Sunday, June 28, 2020

Clayton, Texas


Like other small towns in Texas, Clayton’s demise began with modernization and the experiences of people who went to town.

“How ya gonna keep ‘em down on the farm, after they’ve seen Paree?” went the opening verse of a song popular after World War I. Songwriter Walter Donaldson and lyricists Joe Young and Sam E. Lewis caught not just the spirit of the time, but accurately predicted what was about to happen all over the United States as several million men returned home after real war service and/or trips to other parts of the world or of the U.S.

St. Louis; Kansas City; Manhattan, Kansas and Dubuque, Iowa, can have as much influence as Armentieres and Paris.

Big city, big job, big dollars. For a while, anyway.

From The Handbook of Texas Online  :

Clayton, at the junction of State Highway 315 and Farm Road 1970, sixteen miles southwest of Carthage in southwestern Panola County, was first settled around 1845 by Jacob Cariker, a native of Georgia. Cariker built a house two miles southwest of Reed's Settlement, one of the earliest communities in Panola County. During the early 1870s most of the white residents from Reed's Settlement moved to the Cariker site. A post office opened in 1874 under the name Clayton. Cariker, who suggested the name, had wanted to call the town Claybourne after one of his former slaves, but there was already another town with that name. Cariker instead chose Clayton, after Clayton, Alabama, said to have been the origin of several early settlers. The first store in Clayton was owned by Pleas Fite, who also opened the first saloon. By 1885 the town had a general store, a steam gristmill and cotton gin, two churches, a school, and a population of 130. The town's population reached 200 in 1914 but began to decline after World War I. In the mid-1930s Clayton had six stores, a factory, a school, and a number of houses; the estimated population in 1936 was 175. During the 1950s and 1960s the town's population continued to dwindle.
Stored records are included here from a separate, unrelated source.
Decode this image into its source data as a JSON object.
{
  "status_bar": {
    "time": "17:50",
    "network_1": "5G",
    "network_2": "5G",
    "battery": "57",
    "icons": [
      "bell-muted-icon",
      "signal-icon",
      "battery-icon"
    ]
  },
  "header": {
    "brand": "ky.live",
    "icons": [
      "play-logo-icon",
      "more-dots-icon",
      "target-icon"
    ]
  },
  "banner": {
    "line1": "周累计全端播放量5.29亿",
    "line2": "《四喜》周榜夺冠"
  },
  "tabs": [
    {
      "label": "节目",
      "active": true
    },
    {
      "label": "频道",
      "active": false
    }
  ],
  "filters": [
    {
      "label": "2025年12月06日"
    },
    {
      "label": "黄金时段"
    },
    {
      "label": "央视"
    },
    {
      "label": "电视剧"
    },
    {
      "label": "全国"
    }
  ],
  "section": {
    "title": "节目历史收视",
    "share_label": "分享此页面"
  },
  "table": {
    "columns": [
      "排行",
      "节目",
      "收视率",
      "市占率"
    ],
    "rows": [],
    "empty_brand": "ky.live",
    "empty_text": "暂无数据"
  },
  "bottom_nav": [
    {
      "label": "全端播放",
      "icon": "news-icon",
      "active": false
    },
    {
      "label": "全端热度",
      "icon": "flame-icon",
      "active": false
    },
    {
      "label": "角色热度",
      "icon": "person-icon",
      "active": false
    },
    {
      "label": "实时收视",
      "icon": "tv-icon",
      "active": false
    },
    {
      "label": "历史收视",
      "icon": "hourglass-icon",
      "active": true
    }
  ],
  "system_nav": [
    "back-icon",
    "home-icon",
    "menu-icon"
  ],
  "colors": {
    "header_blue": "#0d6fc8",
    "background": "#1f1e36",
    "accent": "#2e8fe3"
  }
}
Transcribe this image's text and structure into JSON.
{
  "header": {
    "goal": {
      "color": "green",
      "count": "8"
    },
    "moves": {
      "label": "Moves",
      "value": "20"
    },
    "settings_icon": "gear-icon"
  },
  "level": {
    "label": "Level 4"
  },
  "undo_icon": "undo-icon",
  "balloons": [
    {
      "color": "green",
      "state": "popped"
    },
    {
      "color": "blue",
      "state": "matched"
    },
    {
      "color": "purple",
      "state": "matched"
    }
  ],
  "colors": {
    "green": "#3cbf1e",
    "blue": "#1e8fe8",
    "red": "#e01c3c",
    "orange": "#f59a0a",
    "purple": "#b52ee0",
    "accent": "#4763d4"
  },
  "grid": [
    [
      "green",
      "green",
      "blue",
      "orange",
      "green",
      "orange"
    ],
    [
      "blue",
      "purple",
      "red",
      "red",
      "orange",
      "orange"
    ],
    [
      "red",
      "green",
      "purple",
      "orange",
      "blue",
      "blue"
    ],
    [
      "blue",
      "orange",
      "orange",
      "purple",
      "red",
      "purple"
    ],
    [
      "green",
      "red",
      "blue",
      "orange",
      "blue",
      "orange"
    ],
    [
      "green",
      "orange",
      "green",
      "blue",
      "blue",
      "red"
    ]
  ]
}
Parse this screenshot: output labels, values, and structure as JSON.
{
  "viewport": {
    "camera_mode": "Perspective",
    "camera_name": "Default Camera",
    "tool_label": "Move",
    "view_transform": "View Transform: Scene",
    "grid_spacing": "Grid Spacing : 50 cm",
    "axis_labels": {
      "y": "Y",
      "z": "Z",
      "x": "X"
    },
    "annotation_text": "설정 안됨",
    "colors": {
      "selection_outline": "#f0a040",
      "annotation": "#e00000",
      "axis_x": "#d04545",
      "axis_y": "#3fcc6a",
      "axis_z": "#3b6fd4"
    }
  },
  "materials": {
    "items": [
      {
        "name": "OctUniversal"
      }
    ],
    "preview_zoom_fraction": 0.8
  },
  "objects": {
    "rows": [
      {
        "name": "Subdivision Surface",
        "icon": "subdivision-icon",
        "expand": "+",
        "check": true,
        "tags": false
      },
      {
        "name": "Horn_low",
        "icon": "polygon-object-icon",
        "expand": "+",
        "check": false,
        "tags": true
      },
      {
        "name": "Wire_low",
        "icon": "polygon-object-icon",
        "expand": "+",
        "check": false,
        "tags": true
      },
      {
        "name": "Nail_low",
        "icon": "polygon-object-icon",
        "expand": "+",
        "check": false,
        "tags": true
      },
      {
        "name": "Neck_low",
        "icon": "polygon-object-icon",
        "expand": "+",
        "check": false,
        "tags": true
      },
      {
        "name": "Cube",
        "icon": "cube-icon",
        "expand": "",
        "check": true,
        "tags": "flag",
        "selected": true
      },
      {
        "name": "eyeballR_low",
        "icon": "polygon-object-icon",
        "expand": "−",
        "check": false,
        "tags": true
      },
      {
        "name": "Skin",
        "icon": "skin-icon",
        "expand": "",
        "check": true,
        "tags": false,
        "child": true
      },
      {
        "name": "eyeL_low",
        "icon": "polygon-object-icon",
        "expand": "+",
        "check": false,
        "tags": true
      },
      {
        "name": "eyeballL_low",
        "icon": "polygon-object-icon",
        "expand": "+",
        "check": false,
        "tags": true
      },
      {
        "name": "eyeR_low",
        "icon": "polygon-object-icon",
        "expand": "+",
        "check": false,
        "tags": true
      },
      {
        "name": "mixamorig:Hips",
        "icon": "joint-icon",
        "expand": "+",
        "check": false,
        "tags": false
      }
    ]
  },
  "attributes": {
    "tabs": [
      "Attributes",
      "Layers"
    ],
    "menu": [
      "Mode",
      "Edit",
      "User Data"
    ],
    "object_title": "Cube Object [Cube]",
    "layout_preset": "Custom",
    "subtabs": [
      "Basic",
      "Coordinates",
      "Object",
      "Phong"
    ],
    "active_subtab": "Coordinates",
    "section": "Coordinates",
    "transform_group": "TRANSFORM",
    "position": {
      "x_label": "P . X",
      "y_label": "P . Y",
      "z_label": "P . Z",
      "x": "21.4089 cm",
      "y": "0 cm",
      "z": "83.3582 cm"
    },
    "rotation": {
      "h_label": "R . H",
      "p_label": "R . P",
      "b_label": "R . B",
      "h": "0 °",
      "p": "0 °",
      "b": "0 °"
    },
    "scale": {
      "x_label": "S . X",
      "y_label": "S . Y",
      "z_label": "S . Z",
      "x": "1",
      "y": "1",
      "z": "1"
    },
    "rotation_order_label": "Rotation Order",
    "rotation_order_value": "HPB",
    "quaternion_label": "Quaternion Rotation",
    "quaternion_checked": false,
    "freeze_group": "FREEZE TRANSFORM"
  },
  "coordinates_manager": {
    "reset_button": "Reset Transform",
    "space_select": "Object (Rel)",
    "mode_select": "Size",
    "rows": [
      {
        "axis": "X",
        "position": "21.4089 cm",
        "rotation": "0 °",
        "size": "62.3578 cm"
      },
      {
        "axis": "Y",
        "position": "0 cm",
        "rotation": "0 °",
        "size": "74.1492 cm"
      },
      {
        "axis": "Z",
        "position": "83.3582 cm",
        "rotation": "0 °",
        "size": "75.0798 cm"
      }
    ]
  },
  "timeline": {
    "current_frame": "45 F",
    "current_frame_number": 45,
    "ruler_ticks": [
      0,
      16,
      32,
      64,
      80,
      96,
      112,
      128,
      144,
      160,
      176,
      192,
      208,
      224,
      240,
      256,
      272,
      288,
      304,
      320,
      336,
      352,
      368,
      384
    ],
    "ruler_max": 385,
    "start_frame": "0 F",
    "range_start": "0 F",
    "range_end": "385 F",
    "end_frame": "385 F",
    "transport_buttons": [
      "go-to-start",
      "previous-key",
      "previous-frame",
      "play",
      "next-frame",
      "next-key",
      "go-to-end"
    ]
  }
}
In 1965 the school was consolidated with the Carthage school, and by the late 1960s the number of inhabitants had fallen to 125. In 1990 Clayton had one business and seventy-nine residents. In 2000 the town had two businesses and the population remained unchanged.


And then, after the Second War came total mechanization of agriculture. With strong backs no longer need as much as before tractors and harvesters and cotton picking machines, even more people went to town.